Slow Burner PRESUMED INNOCENT

  • The law according to Scott Turow is pretty much as we imagine it in our worst-case scenarios, which are, of course, essentially indistinguishable from our paranoid nightmares. The itchy authenticity with which he showed how even an expert in the legal system can be caught up in one of its patented narratives of false accusation made his novel Presumed Innocent a best seller.

    The book is also the kind of material Alan J. Pakula was put on earth to direct. Klute, The Parallax View and All the President's Men are all marvelously intricate visions in which otherwise quite knowing individuals are slowly forced to the awareness that they are being victimized -- no, terrorized -- by other people's unscrupulous rage to maintain respectable order at any cost. Yet conscientiously as this movie has been made, it does not work as well as the novel did or as some of Pakula's other films have.

    Conscientiousness may, indeed, be part of the problem. In converting the story of Rusty Sabich (Harrison Ford), a public prosecutor forced by circumstantial evidence and local political imperatives to stand trial for the murder of Carolyn Polhemus (Greta Scacchi), an upper-slutty colleague, Pakula seems overawed by the book's critical and popular success. Whatever its other virtues, Presumed Innocent was basically a page turner; the movie is a slow burner.

    The burnished glow of the cinematography imparts a portentous, not to say pretentious, air to the halls of justice where much of the film's most significant action occurs. The scruffy atmosphere of the book, the sense of lively, crooked, occasionally desperate human scurryings along marbled halls that have not been cleaned in years, and are probably lined by spittoons, is lost in the film's elegant shadows.

    The filmmakers also fail to cure the central defect of the novel's plotting. Carolyn's murderer has an excellent motive both for killing her and for making sure Sabich, Carolyn's sometime lover, is accused of the crime. Sabich is like the traditional Hitchcock hero: not guilty of the crime he is accused of but guilty of other moral malfeasance. But it is hard to accept the possibility that the real perpetrator would leave his escape from the trap entirely to chance.

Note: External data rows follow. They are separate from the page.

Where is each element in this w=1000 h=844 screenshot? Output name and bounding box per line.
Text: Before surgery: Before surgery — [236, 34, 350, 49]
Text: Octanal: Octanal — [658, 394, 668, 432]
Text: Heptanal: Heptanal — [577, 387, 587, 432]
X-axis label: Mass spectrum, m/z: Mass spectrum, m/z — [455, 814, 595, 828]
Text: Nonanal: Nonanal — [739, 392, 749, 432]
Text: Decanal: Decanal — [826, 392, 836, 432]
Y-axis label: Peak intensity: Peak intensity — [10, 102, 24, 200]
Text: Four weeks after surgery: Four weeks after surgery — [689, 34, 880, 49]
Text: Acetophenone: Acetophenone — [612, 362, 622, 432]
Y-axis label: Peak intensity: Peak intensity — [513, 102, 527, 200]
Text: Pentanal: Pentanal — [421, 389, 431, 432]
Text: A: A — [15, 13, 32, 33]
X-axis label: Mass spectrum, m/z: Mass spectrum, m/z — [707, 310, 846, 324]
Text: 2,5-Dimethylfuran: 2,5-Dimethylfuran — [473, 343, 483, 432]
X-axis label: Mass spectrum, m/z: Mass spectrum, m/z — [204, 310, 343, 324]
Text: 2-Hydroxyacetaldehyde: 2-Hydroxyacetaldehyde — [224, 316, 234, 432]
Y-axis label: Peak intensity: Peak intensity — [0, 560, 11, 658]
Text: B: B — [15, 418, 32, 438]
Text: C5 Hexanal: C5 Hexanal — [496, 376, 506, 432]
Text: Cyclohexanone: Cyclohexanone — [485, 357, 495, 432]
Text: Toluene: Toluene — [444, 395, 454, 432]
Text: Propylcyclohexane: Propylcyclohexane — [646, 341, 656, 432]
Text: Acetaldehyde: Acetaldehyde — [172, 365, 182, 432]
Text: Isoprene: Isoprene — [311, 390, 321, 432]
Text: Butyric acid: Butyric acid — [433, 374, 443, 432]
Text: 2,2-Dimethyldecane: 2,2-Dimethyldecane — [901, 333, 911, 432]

    It is equally hard to understand Ford's owlish performance as Sabich. He is supposed to be a smart, aggressive lawyer, tops at his trade. But Ford is mostly dull and inward looking, at best cranky where he should be vigorous and resourceful. There are some excellent things in Presumed Innocent: Scacchi's erotic heat as she lures Sabich into adultery; Paul Winfield's sardonic knowingness as he presides over Sabich's trial; Brian Dennehy's deadly impassivity as he betrays a friend to protect his career. Each anatomizes a subspecies of the political animal with finely observed accuracy. Each gives a lift to the movie, but not enough to overcome its drag and get it airborne.